Über den Anstieg der Geburtenrate hat SZ-Redakteur Thomas Schäfer mit Anne Wiesen vom Saarländischen Hebammenverband gesprochen. Sie hilft seit 30 Jahren dabei, Kinder auf die Welt zu bringen, inzwischen im Saarbrücker Rastpfuhl-Krankenhaus.

Frau Wiesen, in Deutschland werden wieder mehr Kinder geboren. Deckt sich das mit Ihren Alltagserfahrungen?

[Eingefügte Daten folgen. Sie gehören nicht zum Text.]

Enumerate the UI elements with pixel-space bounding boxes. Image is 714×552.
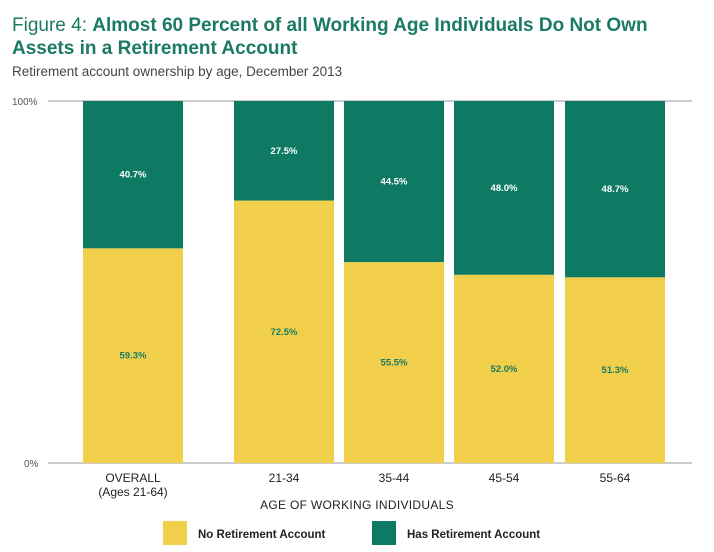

Anne Wiesen: Im Saarland ist der Anstieg ja nicht so hoch. Insgesamt werden aber auch hierzulande mehr Babys geboren, das beobachten wir auch. Vor allem von Frauen mit Migrationshintergrund.

Der Hauptgrund für den Geburtenrückgang war lange Zeit, dass es kaum noch kinderreiche Familien gibt. Dass Frauen ein drittes oder viertes Kind bekommen - wie häufig passiert das heute?

Wiesen: Eher selten. Das gibt es schon, aber es ist sicher nicht die Regel. In den Neunziger Jahren war es eine Zeit lang modern, drei Kinder zu bekommen. Heute sind es wieder zwei Kinder, ein Junge, ein Mädchen, ganz klassisch. Das hat natürlich auch mit dem Einkommen zu tun und mit der beruflichen Sicherheit. Wer im Job nur Zeitverträge bekommt, entscheidet sich eher nicht für drei oder vier Kinder, falls überhaupt. Ähnlich ist es bei der Wohnungssuche: In Deutschland bekommen Sie mit drei Hunden leichter eine Wohnung als mit drei Kindern.

Ist unsere Gesellschaftlich nicht kinderfreundlich genug?

Wiesen: Nein, das ist sie leider nicht. Das hemmt viele Leute, mehr Kinder zu bekommen. Manche Frauen sind aber einfach auch gerne berufstätig, und das geht mit zwei Kindern wesentlich stressfreier als mit fünf. Oder sie bekommen gleich gar kein Kind.

Kann die Politik mehr tun, um die Geburtenrate zu erhöhen?

Wiesen: Also eigentlich haben wir doch schon gute Gesetze in Deutschland, das muss man auch mal sehen. Elterngeld und die Elternzeit für Väter sind doch tolle Privilegien.